I guess it's CYA on their part. Every time you fill out a 4473, it's a preemptive check, so it's not like it's the first time it's ever happened to me (or anyone else on this forum). Doesn't bother me anymore... *shrug*

PinnedAndRecessed
July 26, 2006, 05:30 PM
Doesn't bother me anymore

There's a principle of law IIRC known as presumption of innocence. Unless they have reasonable suspicion what right do they have to investigate you, the victim?

Dionysusigma
July 26, 2006, 07:00 PM
In regards to the background check that the Property Room did, or 4473s?

Zeitgeist, I guess.

PinnedAndRecessed
July 26, 2006, 10:43 PM
I said, Unless they have reasonable suspicion what right do they have to investigate you, the victim?

You said, In regards to the background check that the Property Room did, or 4473s?

This is to what I referred:
as I was given back my gun a couple days later after they ran my info through the system to make sure I hadn't done anything wrong since getting it over a year ago.


That's bull.

buzz_knox
July 27, 2006, 08:21 AM
There's a principle of law IIRC known as presumption of innocence.

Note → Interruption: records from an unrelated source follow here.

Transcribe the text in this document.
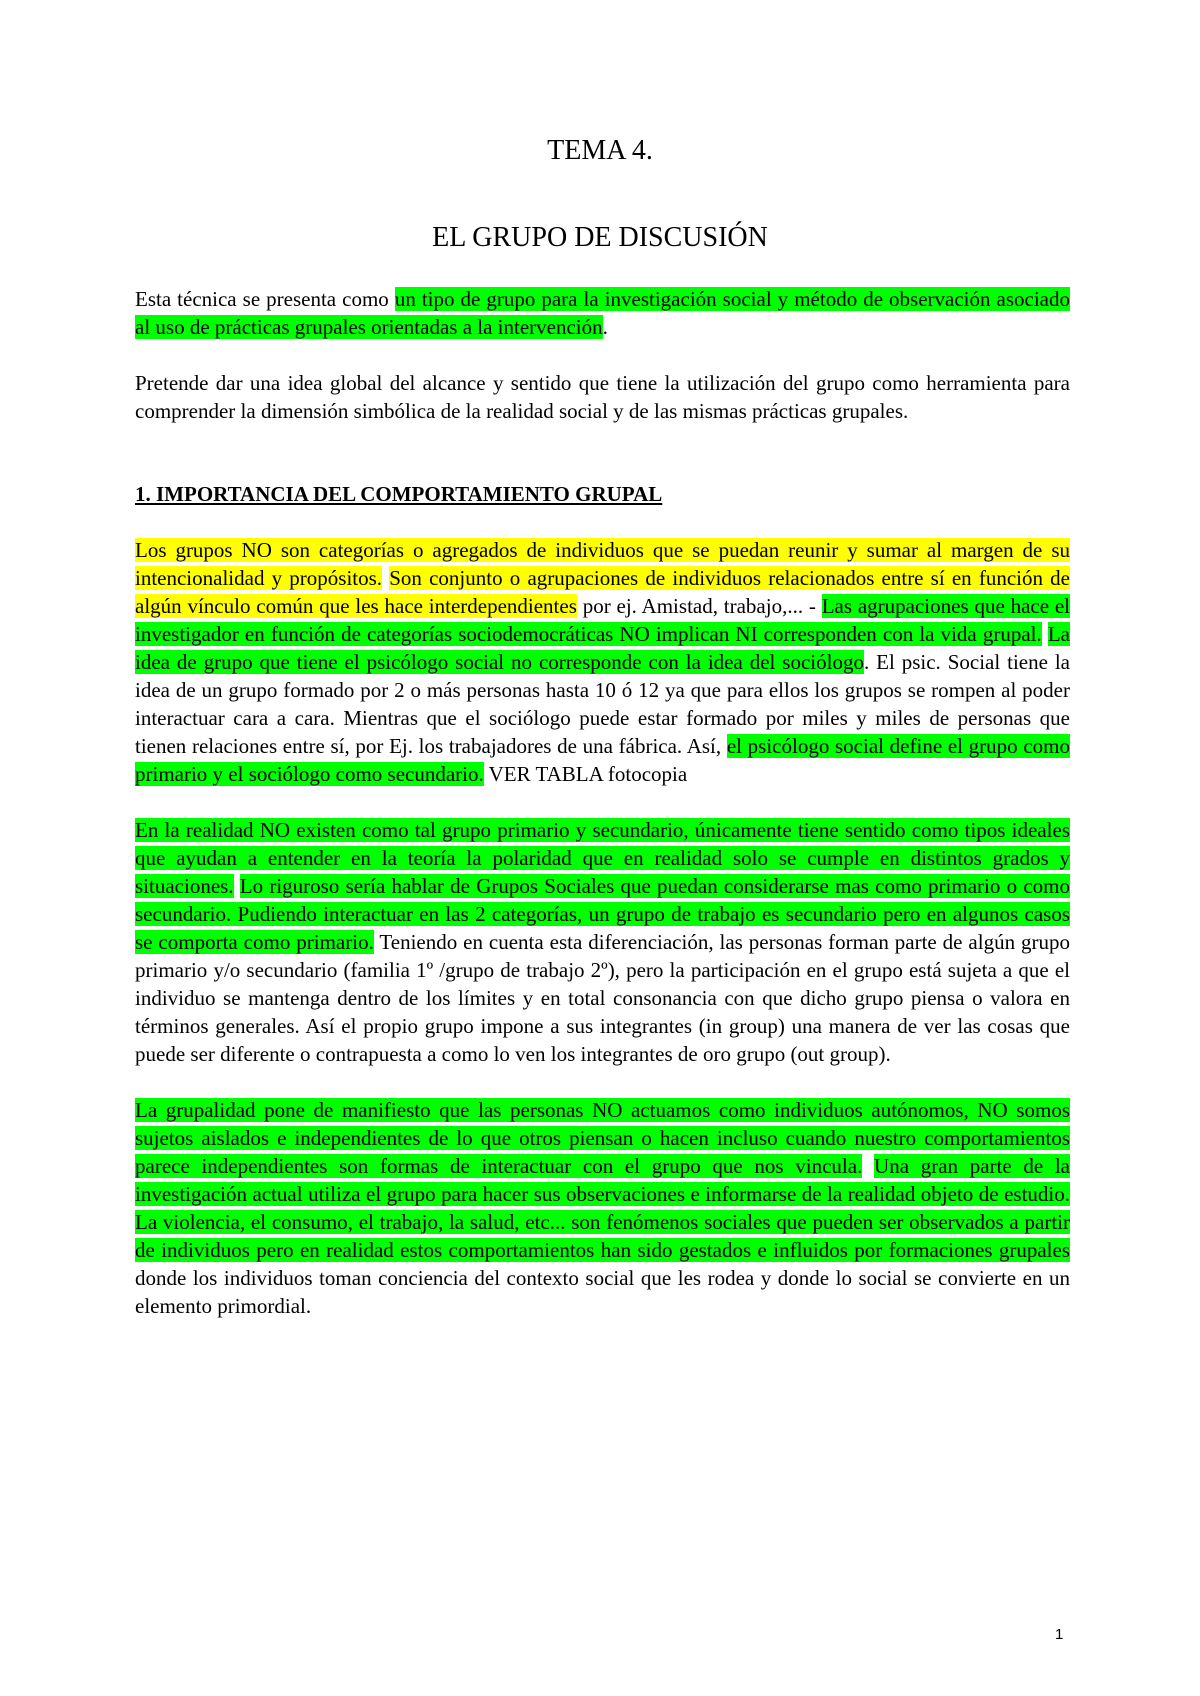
TEMA 4.
EL GRUPO DE DISCUSIÓN

Esta técnica se presenta como un tipo de grupo para la investigación social y método de observación asociado al uso de prácticas grupales orientadas a la intervención.

Pretende dar una idea global del alcance y sentido que tiene la utilización del grupo como herramienta para comprender la dimensión simbólica de la realidad social y de las mismas prácticas grupales.

1. IMPORTANCIA DEL COMPORTAMIENTO GRUPAL

Los grupos NO son categorías o agregados de individuos que se puedan reunir y sumar al margen de su intencionalidad y propósitos. Son conjunto o agrupaciones de individuos relacionados entre sí en función de algún vínculo común que les hace interdependientes por ej. Amistad, trabajo,... - Las agrupaciones que hace el investigador en función de categorías sociodemocráticas NO implican NI corresponden con la vida grupal. La idea de grupo que tiene el psicólogo social no corresponde con la idea del sociólogo. El psic. Social tiene la idea de un grupo formado por 2 o más personas hasta 10 ó 12 ya que para ellos los grupos se rompen al poder interactuar cara a cara. Mientras que el sociólogo puede estar formado por miles y miles de personas que tienen relaciones entre sí, por Ej. los trabajadores de una fábrica. Así, el psicólogo social define el grupo como primario y el sociólogo como secundario. VER TABLA fotocopia

En la realidad NO existen como tal grupo primario y secundario, únicamente tiene sentido como tipos ideales que ayudan a entender en la teoría la polaridad que en realidad solo se cumple en distintos grados y situaciones. Lo riguroso sería hablar de Grupos Sociales que puedan considerarse mas como primario o como secundario. Pudiendo interactuar en las 2 categorías, un grupo de trabajo es secundario pero en algunos casos se comporta como primario. Teniendo en cuenta esta diferenciación, las personas forman parte de algún grupo primario y/o secundario (familia 1º /grupo de trabajo 2º), pero la participación en el grupo está sujeta a que el individuo se mantenga dentro de los límites y en total consonancia con que dicho grupo piensa o valora en términos generales. Así el propio grupo impone a sus integrantes (in group) una manera de ver las cosas que puede ser diferente o contrapuesta a como lo ven los integrantes de oro grupo (out group).

La grupalidad pone de manifiesto que las personas NO actuamos como individuos autónomos, NO somos sujetos aislados e independientes de lo que otros piensan o hacen incluso cuando nuestro comportamientos parece independientes son formas de interactuar con el grupo que nos vincula. Una gran parte de la investigación actual utiliza el grupo para hacer sus observaciones e informarse de la realidad objeto de estudio. La violencia, el consumo, el trabajo, la salud, etc... son fenómenos sociales que pueden ser observados a partir de individuos pero en realidad estos comportamientos han sido gestados e influidos por formaciones grupales donde los individuos toman conciencia del contexto social que les rodea y donde lo social se convierte en un elemento primordial.

1
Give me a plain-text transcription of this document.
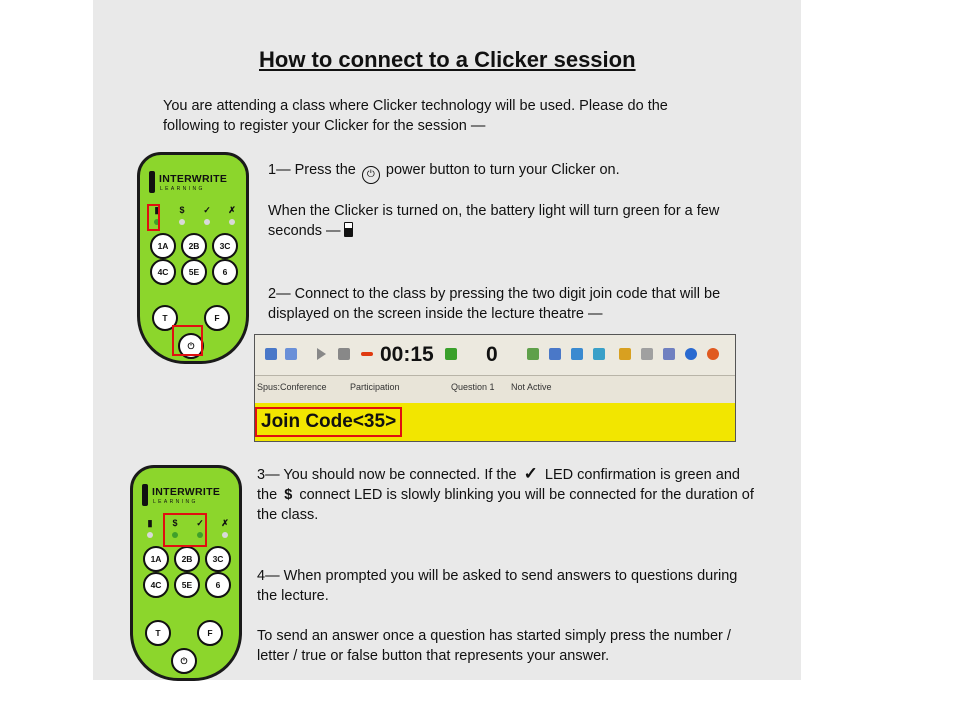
How to connect to a Clicker session
You are attending a class where Clicker technology will be used. Please do the following to register your Clicker for the session —
INTERWRITE
LEARNING
▮	$	✓	✗
1A	2B	3C
4C	5E	6
T	F
⏻
1— Press the ⏻ power button to turn your Clicker on.
When the Clicker is turned on, the battery light will turn green for a few seconds —
2— Connect to the class by pressing the two digit join code that will be displayed on the screen inside the lecture theatre —
00:15 0
Spus:Conference	Participation	Question 1 Not Active
Join Code<35>
INTERWRITE
LEARNING
▮	$	✓	✗
1A	2B	3C
4C	5E	6
T	F
⏻
3— You should now be connected. If the ✓ LED confirmation is green and the $ connect LED is slowly blinking you will be connected for the duration of the class.
4— When prompted you will be asked to send answers to questions during the lecture.
To send an answer once a question has started simply press the number / letter / true or false button that represents your answer.
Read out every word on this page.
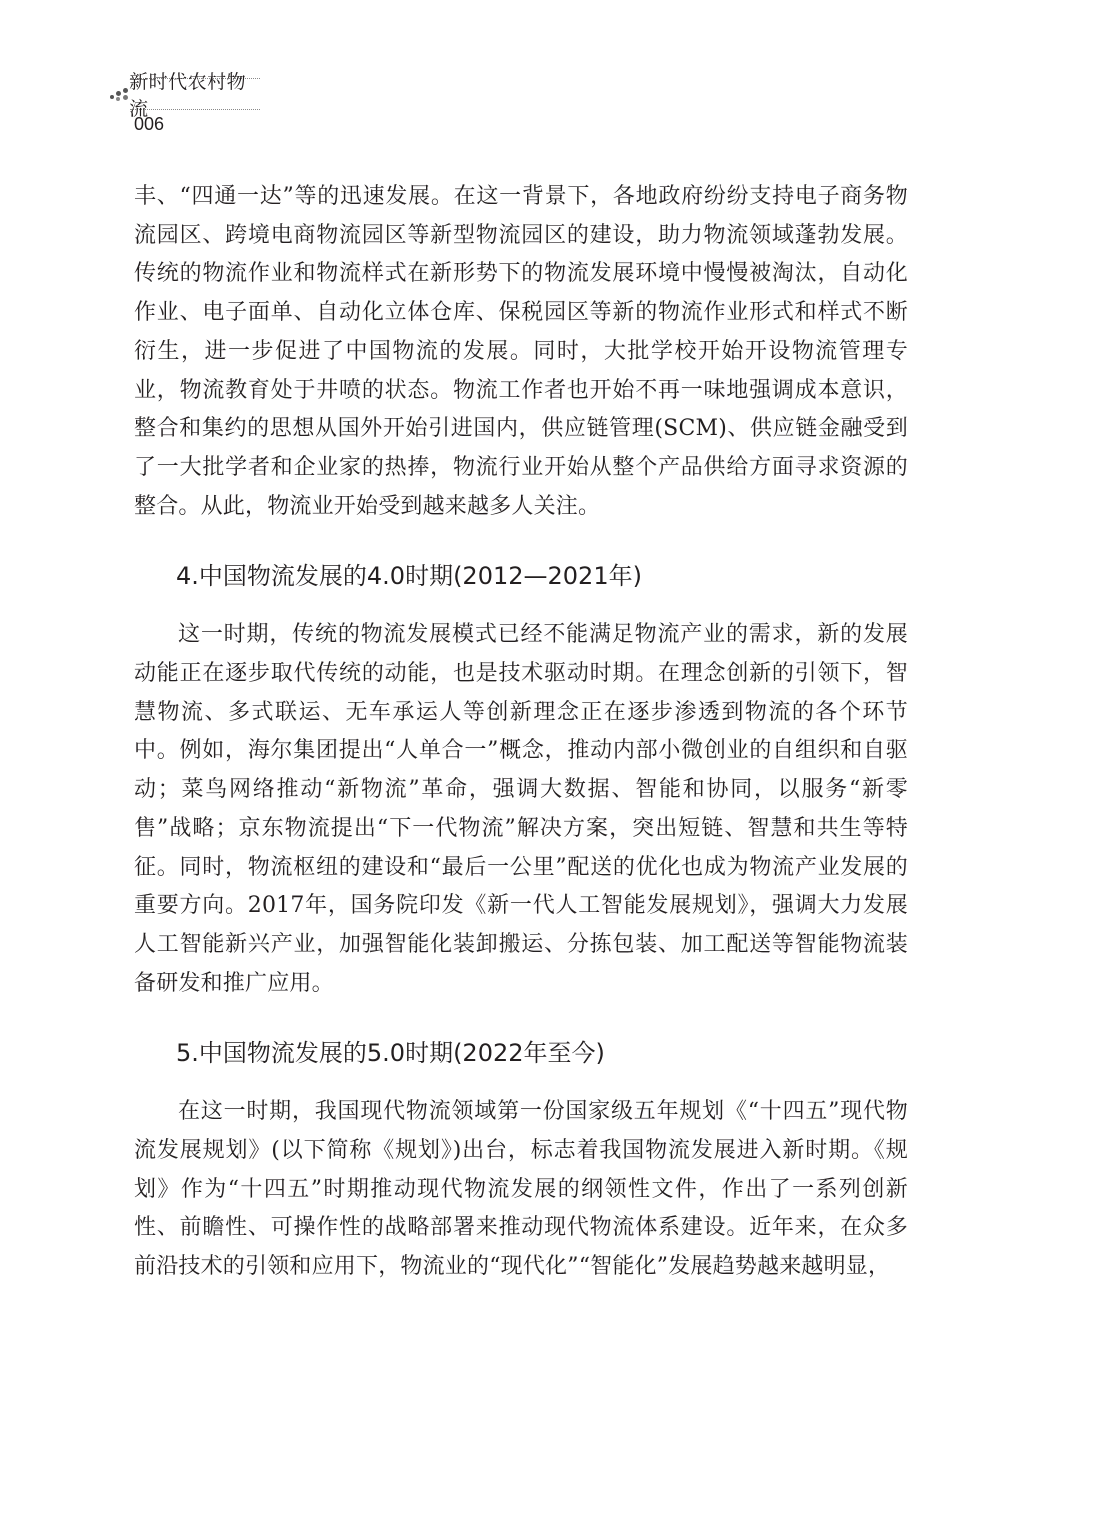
新时代农村物流
006

丰、“四通一达”等的迅速发展。在这一背景下，各地政府纷纷支持电子商务物流园区、跨境电商物流园区等新型物流园区的建设，助力物流领域蓬勃发展。传统的物流作业和物流样式在新形势下的物流发展环境中慢慢被淘汰，自动化作业、电子面单、自动化立体仓库、保税园区等新的物流作业形式和样式不断衍生，进一步促进了中国物流的发展。同时，大批学校开始开设物流管理专业，物流教育处于井喷的状态。物流工作者也开始不再一味地强调成本意识，整合和集约的思想从国外开始引进国内，供应链管理(SCM)、供应链金融受到了一大批学者和企业家的热捧，物流行业开始从整个产品供给方面寻求资源的整合。从此，物流业开始受到越来越多人关注。

4.中国物流发展的4.0时期(2012—2021年)

这一时期，传统的物流发展模式已经不能满足物流产业的需求，新的发展动能正在逐步取代传统的动能，也是技术驱动时期。在理念创新的引领下，智慧物流、多式联运、无车承运人等创新理念正在逐步渗透到物流的各个环节中。例如，海尔集团提出“人单合一”概念，推动内部小微创业的自组织和自驱动；菜鸟网络推动“新物流”革命，强调大数据、智能和协同，以服务“新零售”战略；京东物流提出“下一代物流”解决方案，突出短链、智慧和共生等特征。同时，物流枢纽的建设和“最后一公里”配送的优化也成为物流产业发展的重要方向。2017年，国务院印发《新一代人工智能发展规划》，强调大力发展人工智能新兴产业，加强智能化装卸搬运、分拣包装、加工配送等智能物流装备研发和推广应用。

5.中国物流发展的5.0时期(2022年至今)

在这一时期，我国现代物流领域第一份国家级五年规划《“十四五”现代物流发展规划》(以下简称《规划》)出台，标志着我国物流发展进入新时期。《规划》作为“十四五”时期推动现代物流发展的纲领性文件，作出了一系列创新性、前瞻性、可操作性的战略部署来推动现代物流体系建设。近年来，在众多前沿技术的引领和应用下，物流业的“现代化”“智能化”发展趋势越来越明显，
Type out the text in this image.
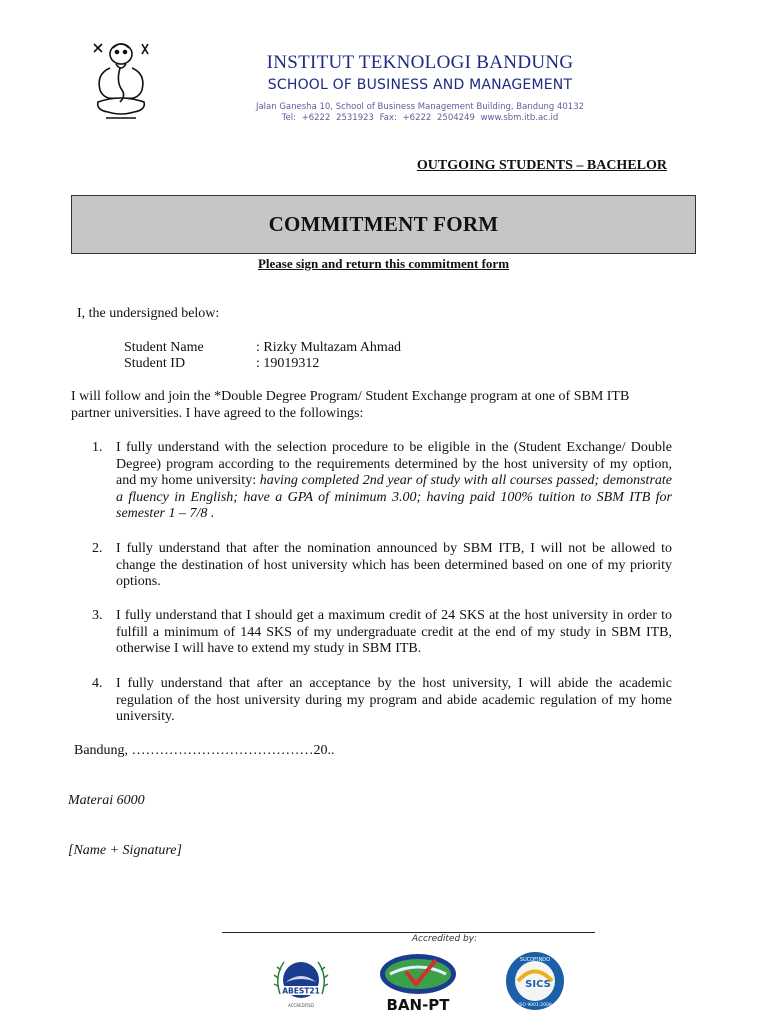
INSTITUT TEKNOLOGI BANDUNG
SCHOOL OF BUSINESS AND MANAGEMENT
Jalan Ganesha 10, School of Business Management Building, Bandung 40132
Tel: +6222 2531923 Fax: +6222 2504249 www.sbm.itb.ac.id
OUTGOING STUDENTS – BACHELOR
COMMITMENT FORM
Please sign and return this commitment form
I, the undersigned below:
Student Name	: Rizky Multazam Ahmad
Student ID	: 19019312
I will follow and join the *Double Degree Program/ Student Exchange program at one of SBM ITB partner universities. I have agreed to the followings:
1. I fully understand with the selection procedure to be eligible in the (Student Exchange/ Double Degree) program according to the requirements determined by the host university of my option, and my home university: having completed 2nd year of study with all courses passed; demonstrate a fluency in English; have a GPA of minimum 3.00; having paid 100% tuition to SBM ITB for semester 1 – 7/8 .
2. I fully understand that after the nomination announced by SBM ITB, I will not be allowed to change the destination of host university which has been determined based on one of my priority options.
3. I fully understand that I should get a maximum credit of 24 SKS at the host university in order to fulfill a minimum of 144 SKS of my undergraduate credit at the end of my study in SBM ITB, otherwise I will have to extend my study in SBM ITB.
4. I fully understand that after an acceptance by the host university, I will abide the academic regulation of the host university during my program and abide academic regulation of my home university.
Bandung, …………………………………20..
Materai 6000
[Name + Signature]
Accredited by:
ABEST21
ACCREDITED	BAN-PT
SICS
SUCOFINDO
ISO 9001:2008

Unless they have reasonable suspicion what right do they have to investigate you, the victim?

It may suck, but there likely isn't anything one can do about it. A court would likely find that public policy was in the interest of doing the search and given 1) you have no expectation of privacy in terms of the records within the system when said records are being reviewed by the police themselves for the purposes of (possibly) preventing a crime and 2) it was of no cost to you. The court would probably find your rights weren't violated and it was within the scope of the department's jurisdiction.

And victims get investigated all the time. It's how the cops determine who is/is not an actual victim.

Presumption of innocence, by the way, applies to court proceedings and the like. It doesn't apply to police activities per se.